Harold Wilson

Personal information
- Born: Harold C. Wilson 15 January 1903 Washington Boro, Pennsylvania, US
- Died: 2 May 1981 (aged 78) Beach Haven, New Jersey, USA
- Height: 183 cm (6 ft 0 in)
- Weight: 79 kg (174 lb)

Sport
- Sport: Rowing
- Club: Pennsylvania Barge Club, Philadelphia

Medal record
Men's rowing
Representing the United States
Olympic Games
| Bronze medal – third place | 1924 Paris | Coxed pair |

= Harold Wilson (rower) =

American Olympic rower (1903–1981)

Harold Charles Wilson (15 January 1903 – 2 May 1981) was an American rower and Olympian. He was born in Washington Boro, Lancaster County, Pennsylvania, the oldest child of William B. Wilson and Henrietta A. Charles. By 1910, his family had moved to Philadelphia, Pennsylvania, where he grew up.
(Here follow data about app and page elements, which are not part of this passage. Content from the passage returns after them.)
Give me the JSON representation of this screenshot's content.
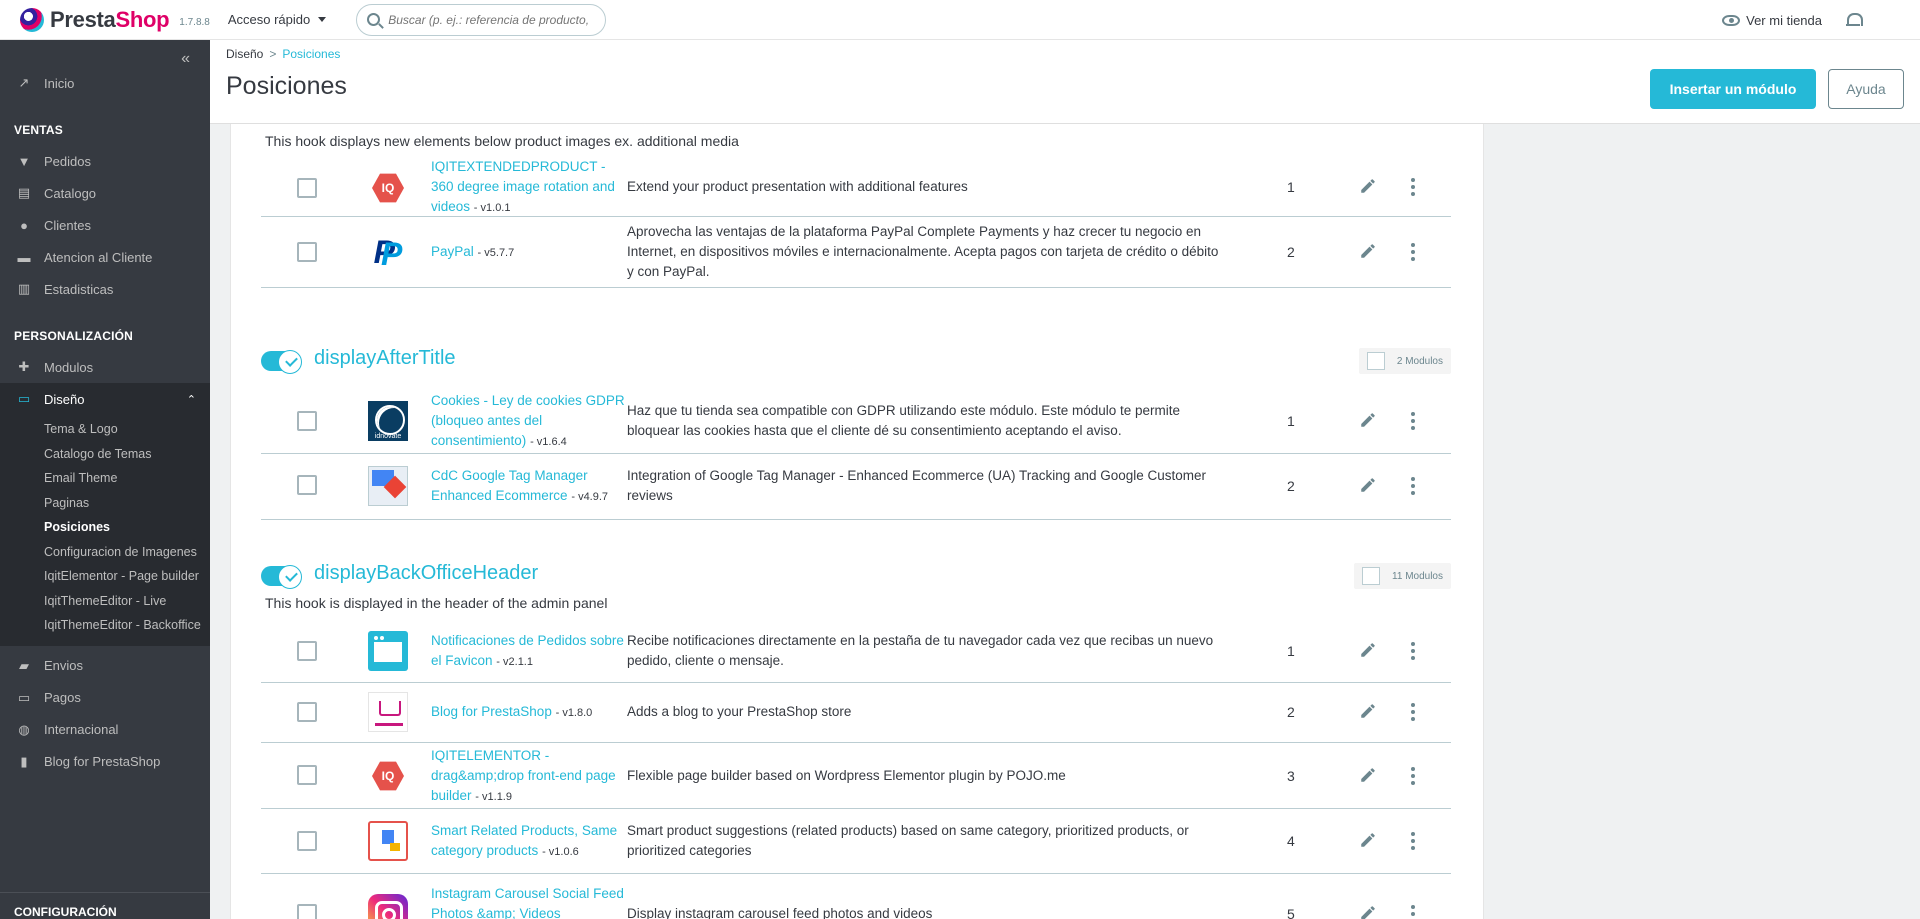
{
  "header": {
    "brand_a": "Presta",
    "brand_b": "Shop",
    "version": "1.7.8.8",
    "quick_access": "Acceso rápido",
    "search_placeholder": "Buscar (p. ej.: referencia de producto,",
    "view_store": "Ver mi tienda"
  },
  "sidebar": {
    "top_items": [
      {
        "label": "Inicio",
        "icon": "trending-up-icon"
      }
    ],
    "sections": [
      {
        "title": "VENTAS",
        "items": [
          {
            "label": "Pedidos",
            "icon": "basket-icon"
          },
          {
            "label": "Catalogo",
            "icon": "store-icon"
          },
          {
            "label": "Clientes",
            "icon": "account-icon"
          },
          {
            "label": "Atencion al Cliente",
            "icon": "chat-icon"
          },
          {
            "label": "Estadisticas",
            "icon": "bar-chart-icon"
          }
        ]
      },
      {
        "title": "PERSONALIZACIÓN",
        "items": [
          {
            "label": "Modulos",
            "icon": "puzzle-icon"
          },
          {
            "label": "Diseño",
            "icon": "desktop-icon",
            "active": true
          }
        ]
      }
    ],
    "sub_items": [
      "Tema & Logo",
      "Catalogo de Temas",
      "Email Theme",
      "Paginas",
      "Posiciones",
      "Configuracion de Imagenes",
      "IqitElementor - Page builder",
      "IqitThemeEditor - Live",
      "IqitThemeEditor - Backoffice"
    ],
    "more_items": [
      {
        "label": "Envios",
        "icon": "truck-icon"
      },
      {
        "label": "Pagos",
        "icon": "card-icon"
      },
      {
        "label": "Internacional",
        "icon": "globe-icon"
      },
      {
        "label": "Blog for PrestaShop",
        "icon": "book-icon"
      }
    ],
    "bottom_section": "CONFIGURACIÓN"
  },
  "page": {
    "breadcrumb_parent": "Diseño",
    "breadcrumb_sep": ">",
    "breadcrumb_current": "Posiciones",
    "title": "Posiciones",
    "insert_button": "Insertar un módulo",
    "help_button": "Ayuda"
  },
  "hooks": [
    {
      "description": "This hook displays new elements below product images ex. additional media",
      "modules": [
        {
          "name": "IQITEXTENDEDPRODUCT - 360 degree image rotation and videos",
          "version": "- v1.0.1",
          "description": "Extend your product presentation with additional features",
          "position": "1",
          "logo": "iqit-logo"
        },
        {
          "name": "PayPal",
          "version": "- v5.7.7",
          "description": "Aprovecha las ventajas de la plataforma PayPal Complete Payments y haz crecer tu negocio en Internet, en dispositivos móviles e internacionalmente. Acepta pagos con tarjeta de crédito o débito y con PayPal.",
          "position": "2",
          "logo": "paypal-logo"
        }
      ]
    },
    {
      "name": "displayAfterTitle",
      "count": "2 Modulos",
      "modules": [
        {
          "name": "Cookies - Ley de cookies GDPR (bloqueo antes del consentimiento)",
          "version": "- v1.6.4",
          "description": "Haz que tu tienda sea compatible con GDPR utilizando este módulo. Este módulo te permite bloquear las cookies hasta que el cliente dé su consentimiento aceptando el aviso.",
          "position": "1",
          "logo": "idnovate-logo",
          "logo_text": "idnovate"
        },
        {
          "name": "CdC Google Tag Manager Enhanced Ecommerce",
          "version": "- v4.9.7",
          "description": "Integration of Google Tag Manager - Enhanced Ecommerce (UA) Tracking and Google Customer reviews",
          "position": "2",
          "logo": "gtm-logo"
        }
      ]
    },
    {
      "name": "displayBackOfficeHeader",
      "count": "11 Modulos",
      "description": "This hook is displayed in the header of the admin panel",
      "modules": [
        {
          "name": "Notificaciones de Pedidos sobre el Favicon",
          "version": "- v2.1.1",
          "description": "Recibe notificaciones directamente en la pestaña de tu navegador cada vez que recibas un nuevo pedido, cliente o mensaje.",
          "position": "1",
          "logo": "notification-logo"
        },
        {
          "name": "Blog for PrestaShop",
          "version": "- v1.8.0",
          "description": "Adds a blog to your PrestaShop store",
          "position": "2",
          "logo": "blog-logo"
        },
        {
          "name": "IQITELEMENTOR - drag&amp;drop front-end page builder",
          "version": "- v1.1.9",
          "description": "Flexible page builder based on Wordpress Elementor plugin by POJO.me",
          "position": "3",
          "logo": "iqit-logo"
        },
        {
          "name": "Smart Related Products, Same category products",
          "version": "- v1.0.6",
          "description": "Smart product suggestions (related products) based on same category, prioritized products, or prioritized categories",
          "position": "4",
          "logo": "smart-related-logo"
        },
        {
          "name": "Instagram Carousel Social Feed Photos &amp; Videos",
          "version": "",
          "description": "Display instagram carousel feed photos and videos",
          "position": "5",
          "logo": "instagram-logo"
        }
      ]
    }
  ],
  "colors": {
    "accent": "#25b9d7",
    "sidebar": "#363a41",
    "text": "#363a41"
  }
}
Wilson was a member of the U.S. Olympic Team, representing the United States at the Games of the VIII Olympiad held in Paris, France from 4 May through 27 July 1924. He competed in the paired oar shell with coxswain rowing event (crew).

The boat included Wilson (stroke), Leon Butler (bow seat), and Edward Jennings (cox). Rowing out of the Pennsylvania Barge Club of Philadelphia, the crew qualified for the U.S. Olympic team on 13 June 1924 at national trials held in Philadelphia. At the Olympic Games, the boat came in third, earning a bronze medal on 17 July 1924 at the Argenteuil Basin on the Seine.

After the 1924 Olympic Games, Wilson made his home in Philadelphia. He married Virginia E. Harris née Gessing (25 October 1902 – 21 March 1986) in Manhattan, New York City, NY on 27 June 1931. They moved to the Philadelphia suburb of Laverock in 1949. With his father, he owned and operated the Fairhill Laundry at 241 W. Allegheny Avenue in North Philadelphia.

Wilson retired and closed the business in 1969. In his retirement, he lived in Beach Haven, New Jersey, dying there in 1981 at age 78. He is interred in a family plot in the Lawnview Memorial Park, Rockledge, Pennsylvania.